A fome em África
A fome é uma realidade que contrasta com os anos áureos, sobretudo das décadas 60 e 70 do século passado, quando África era auto-suficiente e até exportava bens alimentares. Do ponto de vista das circunstâncias que viabilizaram as condições do referido tempo, as coisas não mudaram na medida em que o continente continua a ter as maiores reservas de água do mundo, possui 60 por cento das terras aráveis do planeta, tem uma mão-de-obra jovem em números que "invejam” realidades com quase metade da população envelhecida.
Logo, percebe-se muito pouco porque é que de forma recorrente África enfrenta situações de penúria alimentar, numa altura em que, segundo algumas estimativas avançadas pela ONU, "mais de 14 milhões de pessoas na Somália, Etiópia e Quénia já estão à beira da fome, cerca de metade delas crianças".
Estima a ONU que “esse número aumentará para 20 milhões em meados de 2022 se as chuvas continuarem a escassear, os preços de bens continuarem a subir e os líderes mundiais não aumentarem o financiamento da ajuda para atender às necessidades das pessoas em crise".
Contrariamente aos últimos trinta ou quarenta anos em que a realidade de conflito armado entre Estados e intra-estadual tornavam a fome uma realidade inseparável da instabilidade militar, ultimamente regista-se alguma estabilidade em determinadas regiões do continente.

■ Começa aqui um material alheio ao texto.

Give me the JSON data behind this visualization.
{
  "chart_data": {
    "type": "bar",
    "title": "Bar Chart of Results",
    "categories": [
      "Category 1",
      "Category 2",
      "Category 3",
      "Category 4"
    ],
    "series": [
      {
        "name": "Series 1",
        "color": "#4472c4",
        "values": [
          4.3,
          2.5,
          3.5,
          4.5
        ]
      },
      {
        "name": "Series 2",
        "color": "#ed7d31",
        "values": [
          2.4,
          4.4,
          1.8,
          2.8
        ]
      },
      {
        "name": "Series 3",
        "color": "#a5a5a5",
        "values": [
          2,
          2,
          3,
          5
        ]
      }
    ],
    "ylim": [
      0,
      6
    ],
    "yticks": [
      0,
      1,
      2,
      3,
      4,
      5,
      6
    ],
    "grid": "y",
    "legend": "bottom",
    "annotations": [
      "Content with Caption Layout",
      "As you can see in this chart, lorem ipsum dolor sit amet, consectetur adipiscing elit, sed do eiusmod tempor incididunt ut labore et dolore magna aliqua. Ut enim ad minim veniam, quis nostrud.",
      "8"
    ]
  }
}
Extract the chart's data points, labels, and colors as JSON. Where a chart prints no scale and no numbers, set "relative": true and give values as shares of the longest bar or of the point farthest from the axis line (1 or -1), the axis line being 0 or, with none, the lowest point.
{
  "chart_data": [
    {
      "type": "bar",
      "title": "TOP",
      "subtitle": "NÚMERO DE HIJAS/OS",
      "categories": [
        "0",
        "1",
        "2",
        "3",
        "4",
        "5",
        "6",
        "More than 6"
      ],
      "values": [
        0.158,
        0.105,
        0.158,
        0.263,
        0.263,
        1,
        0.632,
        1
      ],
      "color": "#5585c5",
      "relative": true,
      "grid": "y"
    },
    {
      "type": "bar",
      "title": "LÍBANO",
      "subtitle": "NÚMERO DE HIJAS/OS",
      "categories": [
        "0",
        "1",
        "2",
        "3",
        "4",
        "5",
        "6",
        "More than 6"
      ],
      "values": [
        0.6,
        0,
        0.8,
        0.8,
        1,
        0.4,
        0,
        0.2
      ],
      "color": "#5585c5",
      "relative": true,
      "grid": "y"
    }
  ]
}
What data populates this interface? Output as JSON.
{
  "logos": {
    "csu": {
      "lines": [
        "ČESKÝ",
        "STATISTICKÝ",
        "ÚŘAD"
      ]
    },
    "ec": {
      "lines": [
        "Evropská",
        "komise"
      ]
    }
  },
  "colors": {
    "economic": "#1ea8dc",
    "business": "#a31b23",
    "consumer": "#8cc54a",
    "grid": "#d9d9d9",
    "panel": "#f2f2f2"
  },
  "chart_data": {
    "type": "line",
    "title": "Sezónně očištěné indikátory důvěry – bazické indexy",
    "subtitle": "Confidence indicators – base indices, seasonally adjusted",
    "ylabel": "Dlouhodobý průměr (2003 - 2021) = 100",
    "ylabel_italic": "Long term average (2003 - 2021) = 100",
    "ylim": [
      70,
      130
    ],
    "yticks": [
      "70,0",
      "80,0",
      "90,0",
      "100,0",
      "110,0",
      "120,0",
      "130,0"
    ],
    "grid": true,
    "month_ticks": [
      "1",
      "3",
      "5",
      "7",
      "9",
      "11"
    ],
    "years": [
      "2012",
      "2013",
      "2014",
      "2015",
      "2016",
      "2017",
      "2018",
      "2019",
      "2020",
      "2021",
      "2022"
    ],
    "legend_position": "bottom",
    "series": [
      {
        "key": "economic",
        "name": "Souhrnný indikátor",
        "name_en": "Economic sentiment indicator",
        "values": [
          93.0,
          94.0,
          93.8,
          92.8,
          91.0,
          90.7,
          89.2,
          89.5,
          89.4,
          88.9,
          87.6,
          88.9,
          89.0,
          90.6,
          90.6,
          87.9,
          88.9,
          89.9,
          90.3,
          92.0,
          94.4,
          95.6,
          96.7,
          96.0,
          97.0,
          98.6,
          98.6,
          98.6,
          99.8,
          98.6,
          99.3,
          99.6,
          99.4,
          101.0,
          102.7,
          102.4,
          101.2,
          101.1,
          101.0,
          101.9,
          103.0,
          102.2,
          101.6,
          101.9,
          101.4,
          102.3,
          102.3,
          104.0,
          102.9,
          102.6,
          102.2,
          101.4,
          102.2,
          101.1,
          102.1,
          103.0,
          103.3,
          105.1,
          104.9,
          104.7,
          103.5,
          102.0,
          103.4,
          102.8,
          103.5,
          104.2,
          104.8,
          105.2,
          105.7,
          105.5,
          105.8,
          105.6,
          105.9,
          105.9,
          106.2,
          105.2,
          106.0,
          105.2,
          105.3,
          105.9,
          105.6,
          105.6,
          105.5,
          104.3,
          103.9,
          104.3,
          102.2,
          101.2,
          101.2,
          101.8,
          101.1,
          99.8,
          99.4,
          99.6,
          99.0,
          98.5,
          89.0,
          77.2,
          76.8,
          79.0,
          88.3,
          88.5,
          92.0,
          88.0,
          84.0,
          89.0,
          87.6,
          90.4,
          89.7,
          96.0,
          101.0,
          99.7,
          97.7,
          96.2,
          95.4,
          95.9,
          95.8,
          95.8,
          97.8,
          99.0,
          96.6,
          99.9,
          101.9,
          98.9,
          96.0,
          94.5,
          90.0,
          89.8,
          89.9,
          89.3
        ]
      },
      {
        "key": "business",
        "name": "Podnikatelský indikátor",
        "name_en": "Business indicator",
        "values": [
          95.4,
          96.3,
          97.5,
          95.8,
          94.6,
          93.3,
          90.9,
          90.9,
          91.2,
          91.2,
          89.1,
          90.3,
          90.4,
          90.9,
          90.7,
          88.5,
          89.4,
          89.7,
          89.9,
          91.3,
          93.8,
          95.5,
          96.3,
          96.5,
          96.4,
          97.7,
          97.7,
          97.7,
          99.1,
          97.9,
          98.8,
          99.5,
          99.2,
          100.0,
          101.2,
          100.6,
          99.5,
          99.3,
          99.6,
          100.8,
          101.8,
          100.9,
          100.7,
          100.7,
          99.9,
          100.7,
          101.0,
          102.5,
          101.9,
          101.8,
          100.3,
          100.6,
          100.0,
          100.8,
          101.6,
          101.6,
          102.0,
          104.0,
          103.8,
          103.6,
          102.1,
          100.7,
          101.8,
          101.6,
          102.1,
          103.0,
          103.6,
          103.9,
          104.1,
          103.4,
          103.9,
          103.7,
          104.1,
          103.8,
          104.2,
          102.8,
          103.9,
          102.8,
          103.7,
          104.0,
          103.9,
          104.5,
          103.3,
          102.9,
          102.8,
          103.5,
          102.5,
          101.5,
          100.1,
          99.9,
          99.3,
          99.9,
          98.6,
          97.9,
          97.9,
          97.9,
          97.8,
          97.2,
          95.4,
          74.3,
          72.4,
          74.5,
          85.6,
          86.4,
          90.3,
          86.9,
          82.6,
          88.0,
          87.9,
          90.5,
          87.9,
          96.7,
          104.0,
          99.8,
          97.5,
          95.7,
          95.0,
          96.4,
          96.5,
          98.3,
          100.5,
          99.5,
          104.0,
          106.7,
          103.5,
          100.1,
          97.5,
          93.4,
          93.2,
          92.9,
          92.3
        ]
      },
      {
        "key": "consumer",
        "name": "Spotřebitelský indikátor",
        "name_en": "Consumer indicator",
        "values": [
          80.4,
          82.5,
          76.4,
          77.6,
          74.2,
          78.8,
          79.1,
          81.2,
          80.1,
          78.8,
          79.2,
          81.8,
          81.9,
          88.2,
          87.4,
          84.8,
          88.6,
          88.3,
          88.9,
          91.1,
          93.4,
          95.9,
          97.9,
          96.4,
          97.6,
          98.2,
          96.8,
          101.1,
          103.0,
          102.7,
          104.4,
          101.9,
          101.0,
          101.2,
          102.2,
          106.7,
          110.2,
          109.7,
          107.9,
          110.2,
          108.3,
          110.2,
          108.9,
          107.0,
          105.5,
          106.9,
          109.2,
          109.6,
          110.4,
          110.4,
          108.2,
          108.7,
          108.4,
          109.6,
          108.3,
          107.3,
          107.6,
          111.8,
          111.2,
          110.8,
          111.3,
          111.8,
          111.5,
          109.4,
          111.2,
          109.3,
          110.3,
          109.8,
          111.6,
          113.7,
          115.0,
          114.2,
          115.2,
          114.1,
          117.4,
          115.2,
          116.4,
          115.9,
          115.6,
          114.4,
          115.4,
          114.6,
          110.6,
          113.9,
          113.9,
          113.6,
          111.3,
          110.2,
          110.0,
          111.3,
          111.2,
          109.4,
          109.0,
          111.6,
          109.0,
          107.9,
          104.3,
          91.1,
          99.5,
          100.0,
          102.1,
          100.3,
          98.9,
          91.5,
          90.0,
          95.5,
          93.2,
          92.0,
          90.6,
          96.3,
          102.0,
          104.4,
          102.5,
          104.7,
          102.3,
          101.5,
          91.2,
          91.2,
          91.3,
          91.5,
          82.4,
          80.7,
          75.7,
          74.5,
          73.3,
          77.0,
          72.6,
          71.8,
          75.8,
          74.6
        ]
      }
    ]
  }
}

E nestas não se percebe muito bem porque é que milhares de pessoas passam fome, quando possuem à volta água e solo abundante.
Quando se olha para o problema da fome em África encara-se, na maioria das vezes, sob a perspectiva externa no que diz respeito à sua solução, quando os 54 países unidos numa estratégia comum poderiam ser capazes de resolver o problema da fome.
Da mesma maneira como existem regiões gravemente afectadas pela fome, há outras em que, além da superprodução de determinados bens agrícolas, muito desta produção acaba por se deteriorar por várias razões.
Mais do que se olhar para os doadores internacionais, que são parceiros relevantes para o continente, é preciso que as elites políticas africanas gizem estratégias no sentido da busca de soluções africanas para os problemas africanos. Tal como sucede nas questões de conflito, paz e estabilidade, em que as lideranças africanas têm sido relativamente bem sucedidas, com a fome devem igualmente engendrar soluções com políticas públicas consentâneas com a realidade.
Porque é que os países africanos não adoptam, pelo menos pela metade, as recomendações da União Africana no sentido da dedicação de 10 por cento dos orçamentos de Estado à agricultura? Diz-se que seria excessivo para muitos países dedicar 10 por cento do Orçamento Geral de Estado à agricultura, o que pode até ser compreensível, mas o problema, que raia ao absurdo, é o percentual que destinam ao sector tido como estruturante para combater a fome, a pobreza, o desemprego e a exclusão. Aqui é onde reside o problema.
Dificilmente África conseguirá garantir a segurança alimentar se os países não adoptarem estratégias de curto e médio prazo no sentido de colocarem a agricultura na agenda de governação como prioridade, alocando para estes sectores fatias do orçamento que espelhem bem a conjuntura actual de fome em África.